Huis clos entrecoupé de quelques séquences extérieures (la réaction des policiers, des collègues, des parents d’élèves et même de son mari), La journée de la jupe joue d’abord l’opposition classique entre victimes -qui, de surcroît, sont protégées par leur jeune âge- et la volonté d’un bourreau. Néanmoins, la finesse et la complexité du film de Lillenfeld tiennent dans le fait que, par le biais de retournements constants, élèves et professeur échangent la responsabilité de leurs actes, qu’il s’agisse de violence, de révolte désespérée ou de frustration identitaire.
Loin de la démagogie traditionnelle transformant la banlieue comme sujet à la fois tabou et sensible, ici, les points de vue divergent et les clichés (garçons et filles sapés en survêtements, Scarface de pacotille ou code de langage construit sur le mode de l’insulte) rappellent simplement l’enclave anxiogène -mais jamais insurmontable- relative à la réalité des milieux ghettoïsés.
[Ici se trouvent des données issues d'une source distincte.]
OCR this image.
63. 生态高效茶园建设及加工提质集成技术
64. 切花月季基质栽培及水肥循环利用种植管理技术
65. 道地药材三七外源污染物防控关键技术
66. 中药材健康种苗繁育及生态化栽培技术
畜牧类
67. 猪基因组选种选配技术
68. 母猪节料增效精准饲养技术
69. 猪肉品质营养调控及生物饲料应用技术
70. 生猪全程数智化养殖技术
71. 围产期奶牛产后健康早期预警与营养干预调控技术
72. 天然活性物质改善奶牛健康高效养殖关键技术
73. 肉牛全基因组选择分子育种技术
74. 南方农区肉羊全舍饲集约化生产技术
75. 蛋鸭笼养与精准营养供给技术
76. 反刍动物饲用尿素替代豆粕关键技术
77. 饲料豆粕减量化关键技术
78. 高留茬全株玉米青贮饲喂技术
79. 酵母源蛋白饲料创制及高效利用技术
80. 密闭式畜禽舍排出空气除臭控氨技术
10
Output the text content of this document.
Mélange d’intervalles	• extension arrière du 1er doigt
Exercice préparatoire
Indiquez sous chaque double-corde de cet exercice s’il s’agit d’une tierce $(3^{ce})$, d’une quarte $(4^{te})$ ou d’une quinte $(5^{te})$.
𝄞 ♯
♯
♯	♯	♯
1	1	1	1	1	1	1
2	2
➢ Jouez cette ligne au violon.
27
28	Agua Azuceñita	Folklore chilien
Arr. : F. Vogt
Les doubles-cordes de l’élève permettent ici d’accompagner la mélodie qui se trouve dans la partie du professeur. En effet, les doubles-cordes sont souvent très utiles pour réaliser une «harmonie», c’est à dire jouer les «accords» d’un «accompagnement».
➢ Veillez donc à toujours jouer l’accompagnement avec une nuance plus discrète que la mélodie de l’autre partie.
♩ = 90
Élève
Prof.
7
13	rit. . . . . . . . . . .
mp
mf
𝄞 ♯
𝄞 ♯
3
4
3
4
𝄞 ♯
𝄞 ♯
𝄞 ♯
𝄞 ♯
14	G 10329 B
La prise d’otages devient alors la seule issue pour tenter de transmettre un savoir.
Ici, l’angoisse d’enseigner est poussée à son paroxysme et suscite nombre d’interrogations : quelles sont les conditions de possibilité de l’autorité (si elle a encore un sens) dans un milieu hostile ? Faut-il aller jusqu’à la détention d’une arme à feu pour se faire respecter ? Comment dépasser les préjugés et jugements de valeur nés du repli des minorités entre elles, ou n’est-ce finalement qu’un prétexte à la bêtise pure ?
Retenons une séquence-clé du film, ce très beau moment où les parents de Sonia viennent au collège afin de lui faire entendre raison. Au téléphone, son père lui chante une berceuse en arabe. Elle rétorque à ses élèves, surpris d’apprendre ses origines : « Je suis professeur de français ». Ainsi, l’héroïne meurtrie lutte pour ne pas être réduite à une étiquette ethnique, son seul souhait étant d’exercer son métier correctement. Une façon également de faire comprendre aux élèves l’importance de leur devenir, la nécessité de s’émanciper du carcan identitaire, dès lors qu’il emprisonne plus qu’il ne rend ouvert d’esprit.
Enfin, Adjani est formidable. Un film coup-de-poing et subtil.